The highest revenue multiples tell a different valuation story. They often appear when the target’s current revenue is still limited, but the buyer sees an asset that could become more valuable inside its own platform. In those cases, the visible multiple may reflect technical leverage, data position, product integration, or strategic urgency rather than revenue scale alone.
This is why the top 10 AI M&A deals by revenue multiple should be read separately from the largest AI acquisition deals. Large deal values help explain where capital moved. High revenue multiples help explain where buyers paid a premium relative to the target’s current financial base.
Download Finro’s Q2 2026 Excel dataset with 156 AI acquisitions,14 niches, funding stage, buyer analysis, EV/Revenue, EV/Funding, and source links.
Largest AI M&A Deals and Highest AI M&A Multiples Show Different Signals
Deal size and EV/Revenue multiple are both useful, but they point to different parts of the acquisition story.
Largest AI M&A deals
Large deal values usually reflect scale, revenue base, customer reach, platform maturity, or strategic consolidation.
- Capital committed to the transaction
- Scale of the acquired business
- Enterprise customer base or platform reach
- Strategic importance to the buyer's broader stack
Highest AI M&A revenue multiples
High EV/Revenue multiples usually reflect aggressive pricing relative to current revenue, often because the buyer sees strategic value beyond the visible financial base.
- Technical leverage or hard-to-build capabilities
- Proprietary data, workflows, or decision layers
- Buyer-specific product fit or roadmap urgency
- Small current revenue base relative to expected future value
Source: Finro AI M&A Multiples Q2 2026 database. Comparison based on Finro's review of AI acquisition transaction values and EV/Revenue multiples.
- 1 AI M&A multiples vary widely because buyers are pricing different assets. Some acquisitions are priced near broader software benchmarks, while others reflect technical leverage, proprietary data, product fit, or buyer-specific urgency.
- 2 The highest EV/Revenue multiples are not always attached to the largest AI deals. Deal size shows how much capital the buyer committed. Revenue multiple shows how aggressively the buyer priced the target relative to current or estimated revenue.
- 3 Premium AI M&A multiples usually need a strategic explanation. Buyers may pay high multiples when the target strengthens an AI stack, controls useful data, owns an important workflow, or helps the buyer accelerate a product roadmap.
- 4 The visible multiple may not be the buyer's internal multiple. Publicly visible EV/Revenue multiples often rely on current or estimated revenue, while buyers may underwrite the deal using projected revenue, integration upside, product expansion, or internal strategic assumptions.
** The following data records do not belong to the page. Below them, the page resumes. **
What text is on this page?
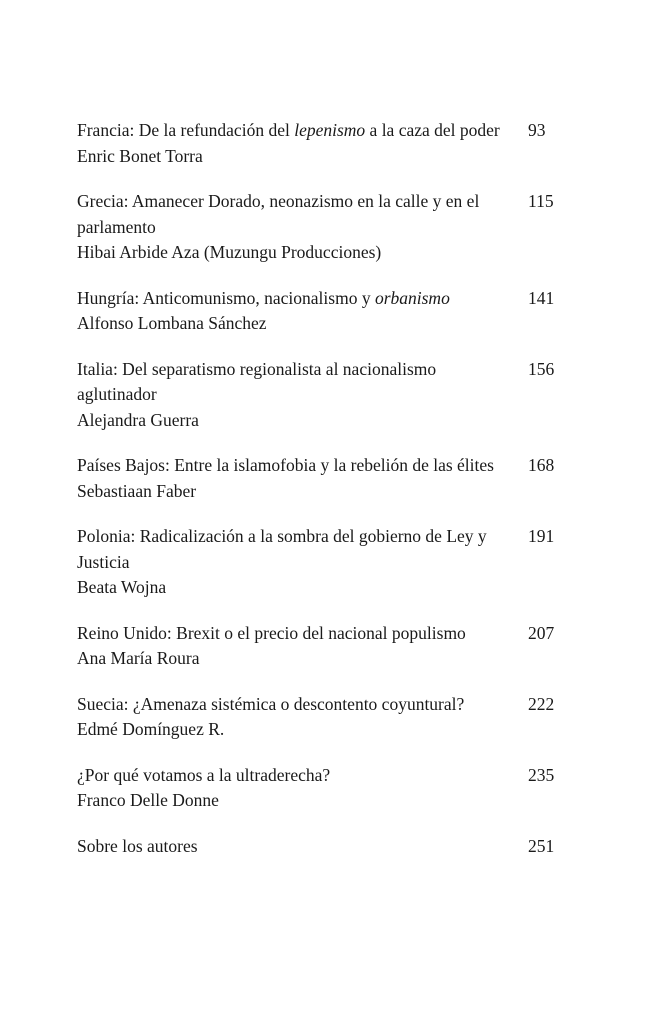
Francia: De la refundación del lepenismo a la caza del poder
Enric Bonet Torra
93
Grecia: Amanecer Dorado, neonazismo en la calle y en el parlamento
Hibai Arbide Aza (Muzungu Producciones)
115
Hungría: Anticomunismo, nacionalismo y orbanismo
Alfonso Lombana Sánchez
141
Italia: Del separatismo regionalista al nacionalismo aglutinador
Alejandra Guerra
156
Países Bajos: Entre la islamofobia y la rebelión de las élites
Sebastiaan Faber
168
Polonia: Radicalización a la sombra del gobierno de Ley y Justicia
Beata Wojna
191
Reino Unido: Brexit o el precio del nacional populismo
Ana María Roura
207
Suecia: ¿Amenaza sistémica o descontento coyuntural?
Edmé Domínguez R.
222
¿Por qué votamos a la ultraderecha?
Franco Delle Donne
235
Sobre los autores	251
- 5 Stage alone does not explain premium AI acquisition pricing. The top 10 list includes Seed, Series A, Series B, Series C, Series D, and bootstrapped companies, which suggests strategic relevance can matter more than maturity.
- 6 Extreme AI M&A multiples should be treated as case studies, not generic benchmarks. The useful question is why a specific buyer paid that multiple, and whether the same strategic logic applies to the company being valued.